Despliegue exitoso de la antena Wrapped Rib de Oxford Space Systems marca un hito en la misión CarbSAR

La industria espacial europea ha celebrado recientemente un importante avance tecnológico tras el despliegue exitoso en órbita de la revolucionaria antena Wrapped Rib, desarrollada por Oxford Space Systems (OSS), a bordo del satélite CarbSAR, propiedad de Surrey Satellite Technology Limited (SSTL). Este logro representa no solo un hito para ambas empresas británicas, sino también un paso significativo hacia satélites más ligeros, económicos y de mayor rendimiento para aplicaciones de teledetección y comunicaciones.
La misión CarbSAR, lanzada dentro del programa nacional de demostración de tecnologías espaciales del Reino Unido, tenía como uno de sus principales objetivos poner a prueba la antena Wrapped Rib en condiciones reales en el espacio. La tecnología Wrapped Rib es una evolución de los conceptos clásicos de antenas desplegables, que busca optimizar el balance entre masa, volumen y desempeño, factores esenciales en el diseño de satélites modernos.
La antena, fabricada con materiales compuestos avanzados y una arquitectura de “costillas envueltas”, se pliega de manera extremadamente compacta para el lanzamiento y, una vez en órbita, se despliega con precisión para formar una superficie parabólica de alta ganancia. Esta innovación permite lanzar estructuras de gran área en cohetes de pequeño tamaño, abaratando costes y facilitando el acceso al espacio a operadores de satélites de observación de la Tierra, comunicaciones y experimentación científica.
El despliegue de la Wrapped Rib en la misión CarbSAR fue monitorizado en tiempo real desde los centros de control de Harwell y Guildford. Los ingenieros de OSS y SSTL han confirmado que la antena se ha abierto según las especificaciones y ya ha comenzado a transmitir datos, contribuyendo a las primeras imágenes SAR (radar de apertura sintética) que el satélite está enviando a la Tierra. Estas imágenes permiten analizar la superficie terrestre, el mar y la atmósfera con precisión, siendo de gran utilidad en sectores como la agricultura, la gestión de recursos hídricos, la vigilancia medioambiental y la respuesta ante desastres naturales.
Surrey Satellite Technology Limited, una filial de Airbus, es reconocida a nivel mundial por su papel pionero en la miniaturización de satélites desde la década de 1980. Con la misión CarbSAR, SSTL refuerza su liderazgo en tecnologías de radar compactas y modulares, adaptadas a las necesidades de un mercado en plena transformación hacia constelaciones de satélites de bajo coste y rápido despliegue.

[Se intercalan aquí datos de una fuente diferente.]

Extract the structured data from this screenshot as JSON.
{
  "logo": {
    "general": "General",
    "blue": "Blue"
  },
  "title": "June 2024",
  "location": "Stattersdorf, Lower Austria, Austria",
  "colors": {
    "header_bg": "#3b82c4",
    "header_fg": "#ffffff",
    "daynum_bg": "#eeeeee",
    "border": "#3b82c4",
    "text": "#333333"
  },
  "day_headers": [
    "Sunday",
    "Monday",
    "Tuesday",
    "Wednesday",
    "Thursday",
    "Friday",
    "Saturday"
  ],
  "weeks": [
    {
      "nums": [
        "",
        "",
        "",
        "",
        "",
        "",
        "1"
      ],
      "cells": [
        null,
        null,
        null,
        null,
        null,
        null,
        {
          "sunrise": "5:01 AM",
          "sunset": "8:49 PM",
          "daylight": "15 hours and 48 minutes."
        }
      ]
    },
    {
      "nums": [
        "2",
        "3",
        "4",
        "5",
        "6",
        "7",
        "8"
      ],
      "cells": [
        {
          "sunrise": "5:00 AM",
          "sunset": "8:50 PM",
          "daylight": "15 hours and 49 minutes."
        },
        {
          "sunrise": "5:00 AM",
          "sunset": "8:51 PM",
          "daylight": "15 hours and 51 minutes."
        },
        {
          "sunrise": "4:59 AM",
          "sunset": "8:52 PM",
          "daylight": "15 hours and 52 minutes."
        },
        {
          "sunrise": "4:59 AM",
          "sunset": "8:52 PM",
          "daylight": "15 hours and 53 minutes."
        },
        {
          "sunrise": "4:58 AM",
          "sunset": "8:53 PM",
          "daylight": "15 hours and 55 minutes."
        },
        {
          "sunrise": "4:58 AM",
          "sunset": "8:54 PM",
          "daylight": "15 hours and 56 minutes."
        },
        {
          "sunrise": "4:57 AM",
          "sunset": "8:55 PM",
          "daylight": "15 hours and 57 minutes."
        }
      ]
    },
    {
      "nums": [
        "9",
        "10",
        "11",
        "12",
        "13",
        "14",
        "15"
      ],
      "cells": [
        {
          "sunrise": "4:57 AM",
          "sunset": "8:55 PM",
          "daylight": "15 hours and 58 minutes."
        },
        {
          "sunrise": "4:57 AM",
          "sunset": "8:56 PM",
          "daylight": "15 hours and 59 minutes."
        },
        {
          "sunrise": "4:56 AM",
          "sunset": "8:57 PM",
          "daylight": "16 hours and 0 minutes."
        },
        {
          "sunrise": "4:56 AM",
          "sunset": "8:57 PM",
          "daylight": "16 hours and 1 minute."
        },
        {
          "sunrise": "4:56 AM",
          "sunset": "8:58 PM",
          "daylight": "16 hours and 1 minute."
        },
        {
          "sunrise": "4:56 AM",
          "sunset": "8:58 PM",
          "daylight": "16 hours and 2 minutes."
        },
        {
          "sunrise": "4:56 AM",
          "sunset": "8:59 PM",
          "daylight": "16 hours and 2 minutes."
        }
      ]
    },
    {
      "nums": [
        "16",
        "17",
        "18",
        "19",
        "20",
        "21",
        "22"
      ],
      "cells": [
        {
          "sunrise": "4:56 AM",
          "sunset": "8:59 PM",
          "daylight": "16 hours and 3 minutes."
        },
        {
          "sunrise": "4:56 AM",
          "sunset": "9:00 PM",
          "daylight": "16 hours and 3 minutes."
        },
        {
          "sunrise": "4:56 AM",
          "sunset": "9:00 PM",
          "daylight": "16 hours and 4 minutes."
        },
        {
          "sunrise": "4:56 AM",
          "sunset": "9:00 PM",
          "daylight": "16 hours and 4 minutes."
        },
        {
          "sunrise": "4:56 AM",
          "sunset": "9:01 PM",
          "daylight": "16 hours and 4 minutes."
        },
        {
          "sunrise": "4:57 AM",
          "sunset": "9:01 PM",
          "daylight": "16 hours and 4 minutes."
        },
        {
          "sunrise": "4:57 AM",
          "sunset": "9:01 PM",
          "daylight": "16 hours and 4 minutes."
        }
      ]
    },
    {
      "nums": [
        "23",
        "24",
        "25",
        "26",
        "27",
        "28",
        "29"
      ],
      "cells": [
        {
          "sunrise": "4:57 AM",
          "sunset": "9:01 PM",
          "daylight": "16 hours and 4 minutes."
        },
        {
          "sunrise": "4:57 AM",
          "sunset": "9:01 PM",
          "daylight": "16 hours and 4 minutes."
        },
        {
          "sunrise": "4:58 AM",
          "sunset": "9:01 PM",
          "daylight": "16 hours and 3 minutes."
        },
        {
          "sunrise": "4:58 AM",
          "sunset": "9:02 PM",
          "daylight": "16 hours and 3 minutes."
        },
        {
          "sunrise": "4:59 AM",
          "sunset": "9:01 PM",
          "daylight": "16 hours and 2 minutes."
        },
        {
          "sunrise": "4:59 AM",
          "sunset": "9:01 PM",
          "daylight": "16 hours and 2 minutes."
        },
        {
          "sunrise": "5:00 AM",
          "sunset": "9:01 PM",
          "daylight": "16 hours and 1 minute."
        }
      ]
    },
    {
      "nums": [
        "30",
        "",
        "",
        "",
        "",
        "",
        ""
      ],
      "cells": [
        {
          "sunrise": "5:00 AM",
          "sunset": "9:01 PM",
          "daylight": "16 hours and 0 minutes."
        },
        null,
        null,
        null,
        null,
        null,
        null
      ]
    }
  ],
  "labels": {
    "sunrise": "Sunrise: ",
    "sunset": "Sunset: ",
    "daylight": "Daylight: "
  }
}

Por su parte, Oxford Space Systems, fundada en 2013, se ha posicionado como uno de los actores más innovadores en el desarrollo de estructuras espaciales desplegables, gracias a su apuesta por materiales avanzados y diseños ligeros. La Wrapped Rib es uno de sus productos estrella, resultado de años de investigación y ensayos en tierra y en microgravedad. El éxito en órbita de esta antena supone su validación operativa y abre la puerta a su adopción en misiones comerciales y científicas de mayor envergadura.
Este tipo de avances tecnológicos tiene implicaciones directas para el conjunto del sector espacial, tanto en Europa como a nivel global. Mientras empresas como SpaceX y Blue Origin continúan apostando por lanzadores reutilizables y la reducción del coste por kilogramo en órbita, el desarrollo de cargas útiles cada vez más ligeras y versátiles complementa esta tendencia. El resultado es un acceso al espacio cada vez más democrático, donde operadores públicos y privados pueden lanzar misiones ambiciosas con presupuestos más ajustados.
A nivel internacional, otras agencias como NASA o la ESA (Agencia Espacial Europea) también han mostrado interés en tecnologías de antenas desplegables para futuras misiones de exploración planetaria, observación de exoplanetas y comunicaciones interplanetarias. El desarrollo de soluciones como la Wrapped Rib podría ser clave en la próxima generación de sondas destinadas a estudiar la atmósfera de Venus, las lunas de Júpiter o incluso para potenciar la conectividad global desde órbita baja.
En un contexto donde la competencia entre empresas y agencias espaciales es más intensa que nunca, la cooperación entre actores como OSS y SSTL resalta la importancia de la innovación y la colaboración en el desarrollo de tecnologías de vanguardia. El éxito de la Wrapped Rib en la misión CarbSAR consolida el papel del Reino Unido como referente en el sector espacial europeo y subraya el potencial de la industria británica para liderar la próxima ola de satélites inteligentes, ligeros y económicos.
Con este despliegue exitoso, Oxford Space Systems y Surrey Satellite Technology Limited no solo demuestran la viabilidad de sus soluciones, sino que sientan las bases para una nueva generación de satélites capaces de transformar la observación de la Tierra y las comunicaciones desde el espacio.